As I walked home, I thought about
a woman wearing boots like that and falling because of black ice. And an image
popped into my mind of a young man for whom chivalry wasn’t dead, who helped
her up and made sure she wasn’t injured.
Of course, in stories, help is
never simply a random act with nothing more to it. My town has a coffee shop
that is quite popular, so I made coffee a center point for a thank-you
mini-date.
The story was not without it’s
amusing bits. The young man, it turns out, is a violinist on loan from a Welsh
orchestra. The woman’s second run-in with him shows him with his violin case,
but his youthful appearance makes her think the 25-year-old musician is still
in high school.
Throughout the twists and turns
of the short story, the two, of course, are attracted and end up becoming an
item despite the woman’s (Rachel) certainty that men leave and the fact that the
young man (Nicholas) is only on loan for 6 months.
When the story ended, it was a
case of me wanting more of my characters. These two had quickly become friends
I wanted to know more about. So, the short story quickly became a trilogy of
short stories.
That trilogy, alas, wasn’t
enough, and I ended up writing a second trilogy of much longer short stories.
While the first three were told from Rachel’s point of view, the second set
were told from Nicholas’s. Then there
was a connecting short story between the two so I could make a novel out of it.
Once I was finished with writing
and editing, I tried to get the book published without success. On
recommendation, I had a professional editor work on it.
When a professional edits a novel, they
don’t cut things out or change things around.
They redline things and make suggestions on changes. Some suggestions
are general (e.g. there’s too much dialogue that doesn’t go anywhere. Try cutting
some of it down) some are direct suggestions of how to change a sentence. Many
of the suggestions were right on target. I cut out two or three chapters that didn’t further the story. But there were others that were
ridiculous. For example, they took the most poetic description in the entire
novel and suggested I change it to something bland. My husband was incensed
about that. He had read that paragraph, and thought the sentence was perfect.
In fact, he jokingly said he’d divorce me if I changed it.
The “professional” also commented
that the book was too long and needed to be shortened. There was no way I could
adequately cut as much out as they suggested without destroying the integrity
of the book.
When a book is edited this way,
there is no requirement that the author follow every suggestion made. It is
what the editor thinks will make the novel more likely to be published.

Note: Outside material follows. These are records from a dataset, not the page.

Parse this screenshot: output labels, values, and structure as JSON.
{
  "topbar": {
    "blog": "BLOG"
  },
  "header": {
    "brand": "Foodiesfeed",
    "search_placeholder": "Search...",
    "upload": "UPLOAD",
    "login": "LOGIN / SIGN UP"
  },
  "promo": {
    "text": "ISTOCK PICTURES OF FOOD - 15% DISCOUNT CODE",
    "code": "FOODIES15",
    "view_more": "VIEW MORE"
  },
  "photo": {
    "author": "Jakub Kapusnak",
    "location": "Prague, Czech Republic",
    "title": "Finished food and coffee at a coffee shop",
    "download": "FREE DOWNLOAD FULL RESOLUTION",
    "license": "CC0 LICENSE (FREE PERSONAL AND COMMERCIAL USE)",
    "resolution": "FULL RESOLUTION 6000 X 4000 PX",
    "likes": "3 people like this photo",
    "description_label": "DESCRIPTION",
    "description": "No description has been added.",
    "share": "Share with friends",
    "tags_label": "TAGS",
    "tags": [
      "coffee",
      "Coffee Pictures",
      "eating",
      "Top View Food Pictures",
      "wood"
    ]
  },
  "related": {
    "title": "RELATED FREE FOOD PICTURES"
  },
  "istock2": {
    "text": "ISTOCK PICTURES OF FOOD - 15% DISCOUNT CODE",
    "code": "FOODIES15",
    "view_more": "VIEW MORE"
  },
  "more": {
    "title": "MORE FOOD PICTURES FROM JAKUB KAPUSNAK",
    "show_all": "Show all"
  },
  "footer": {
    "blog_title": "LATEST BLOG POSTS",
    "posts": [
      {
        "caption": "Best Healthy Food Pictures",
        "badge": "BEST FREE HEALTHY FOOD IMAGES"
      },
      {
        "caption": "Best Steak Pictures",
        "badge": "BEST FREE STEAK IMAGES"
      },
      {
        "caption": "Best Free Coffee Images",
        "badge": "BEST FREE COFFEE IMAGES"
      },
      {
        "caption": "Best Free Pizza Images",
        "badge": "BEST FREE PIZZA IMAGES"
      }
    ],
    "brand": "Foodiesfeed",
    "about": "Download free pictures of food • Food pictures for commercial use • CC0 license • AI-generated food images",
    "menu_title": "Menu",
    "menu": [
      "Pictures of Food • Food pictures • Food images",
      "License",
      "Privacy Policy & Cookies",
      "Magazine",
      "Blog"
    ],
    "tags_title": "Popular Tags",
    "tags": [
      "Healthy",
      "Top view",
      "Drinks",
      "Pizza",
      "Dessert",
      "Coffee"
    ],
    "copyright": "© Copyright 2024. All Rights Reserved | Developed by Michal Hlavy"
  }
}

I went through each suggestion,
following some, like cutting chapters, and ignoring others, such as cutting a
fantastic description. But in my desire to follow the request that I shorten
the novel, I came up with an idea that the editor hadn’t suggested: I cut the
book in half and made two novels. The first novel was the first three short
stories and the bridge story. It formed a natural break. Since the second
trilogy was longer than the first, it ended up making a novel slightly longer
than the first.
I still had no success attracting
a publisher. The ones who take unsolicited manuscripts – ones submitted by an
author rather than by an agent – take very few novels every year. They are
usually publishers that are smaller, so they don’t have the budget of, say,
Simon and Schuster.
I also tried finding an agent
with no better success. So, having heard of Amazon’s publishing branch, I
thought I’d try self-publishing. At that time, self-publishing was finally
emerging from a taboo that would guarantee no “real” publisher would ever touch
your work to being the preferred route to go to prove to a future publisher that you
had a following that would guarantee future sales.
Having decided to take the
plunge, I discovered Amazon publishing encompasses a wide range of choices.
They have generic covers for use, although that can mean your novel’s cover may
have been used by others. Or you can pay a fee to have one of their artists
design a cover for your book. Another alternative is doing your own cover. They give you all of the measurements needed to do that yourself.
You get to choose what size your
paperback will be from 5 or 6 sizes. Making your book an e-book – only available
on Kindle, of course – is another choice. You can do paperback or Kindle or
both, and they make it easy to do each one. (Recently they have launched
hard-cover book publishing as well.) There is no charge for any of this, since you're putting everything together on Amazon yourself.
Amazon allows you to decide on
your royalty amount for the sale of each book, either 35% or 70%. The
percentage you want to make also determines the minimum price for your book.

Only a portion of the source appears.